To edit (e.g. add a domain to allowed_domains or rotate a token):

# 1. Pull the current keys
modal secret get mantis-tenant-keys MANTIS_TENANT_KEYS_JSON > /tmp/keys.json

# 2. Edit /tmp/keys.json — add domains, change caps, rotate tokens

# 3. Push it back + restart replicas
modal secret create --force mantis-tenant-keys \
  MANTIS_TENANT_KEYS_JSON="$(cat /tmp/keys.json)"
modal app stop mantis-server

The 5-second hot-reload still works within a container (edits to the file the bootstrap wrote), but secret updates require a new container boot to pick up — that's what the app stop gives you.
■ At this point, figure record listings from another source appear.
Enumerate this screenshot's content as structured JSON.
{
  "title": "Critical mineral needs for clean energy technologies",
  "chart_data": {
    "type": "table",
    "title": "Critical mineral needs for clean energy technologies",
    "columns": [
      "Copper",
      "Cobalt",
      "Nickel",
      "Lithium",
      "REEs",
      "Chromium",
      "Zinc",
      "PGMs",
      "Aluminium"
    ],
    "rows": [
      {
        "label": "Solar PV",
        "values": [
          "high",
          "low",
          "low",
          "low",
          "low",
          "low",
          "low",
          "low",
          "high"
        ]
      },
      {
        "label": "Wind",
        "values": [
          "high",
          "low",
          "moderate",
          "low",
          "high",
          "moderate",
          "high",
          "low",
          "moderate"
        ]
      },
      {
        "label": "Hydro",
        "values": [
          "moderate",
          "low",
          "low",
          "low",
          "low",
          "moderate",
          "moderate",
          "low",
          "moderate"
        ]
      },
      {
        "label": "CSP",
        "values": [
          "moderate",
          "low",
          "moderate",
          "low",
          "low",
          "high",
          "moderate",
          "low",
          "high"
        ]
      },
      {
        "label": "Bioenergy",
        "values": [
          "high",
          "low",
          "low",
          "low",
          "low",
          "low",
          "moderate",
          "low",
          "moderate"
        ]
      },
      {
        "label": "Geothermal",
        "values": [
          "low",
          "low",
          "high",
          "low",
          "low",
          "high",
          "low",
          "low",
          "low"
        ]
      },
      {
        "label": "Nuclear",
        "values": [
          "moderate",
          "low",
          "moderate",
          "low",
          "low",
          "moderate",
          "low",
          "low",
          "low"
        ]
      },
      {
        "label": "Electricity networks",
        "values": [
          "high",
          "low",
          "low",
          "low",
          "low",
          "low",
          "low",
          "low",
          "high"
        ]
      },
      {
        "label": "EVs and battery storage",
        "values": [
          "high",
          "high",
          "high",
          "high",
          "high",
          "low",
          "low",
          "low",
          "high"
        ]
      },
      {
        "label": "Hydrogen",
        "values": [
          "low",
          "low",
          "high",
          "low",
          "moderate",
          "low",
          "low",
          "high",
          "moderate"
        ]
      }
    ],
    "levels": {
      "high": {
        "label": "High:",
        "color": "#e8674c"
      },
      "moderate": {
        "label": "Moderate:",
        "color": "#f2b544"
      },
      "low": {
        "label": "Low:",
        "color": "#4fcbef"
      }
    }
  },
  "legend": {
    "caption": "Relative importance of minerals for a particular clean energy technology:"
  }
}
Don't redeploy the function unless the code itself changed; app stop is enough to retire all warm replicas.

Auditing the live keys

The runtime never logs tokens, only tenant_id. Every request emits:

{
  "ts": "2026-04-28T02:14:32Z",
  "level": "INFO",
  "logger": "mantis_agent.baseten_server",
  "msg": "predict tenant=tenant_a scope=run state_key=… detached=true action=run",
  "tenant_id": "tenant_a"
}

To see who's active right now:

kubectl logs -l app=mantis-holo3-server --tail=1000 \
  | jq -r 'select(.tenant_id) | .tenant_id' \
  | sort | uniq -c | sort -rn

For longer windows, use the mantis_predict_requests_total counter from /metrics (see Metrics).

What's NOT in this PR

  • Self-service token issuance (admin API for tenants to rotate their own keys without operator action) — Tier 3 follow-up.
  • Tenant-scoped Anthropic budget tracking — costs are reported per-run today; aggregating to a tenant-level monthly budget is left to your billing system using the metrics counters.
  • Token expiration / TTL — currently tokens are immortal until removed. Add a cron that prunes by hand or wait for the Tier 3 admin API.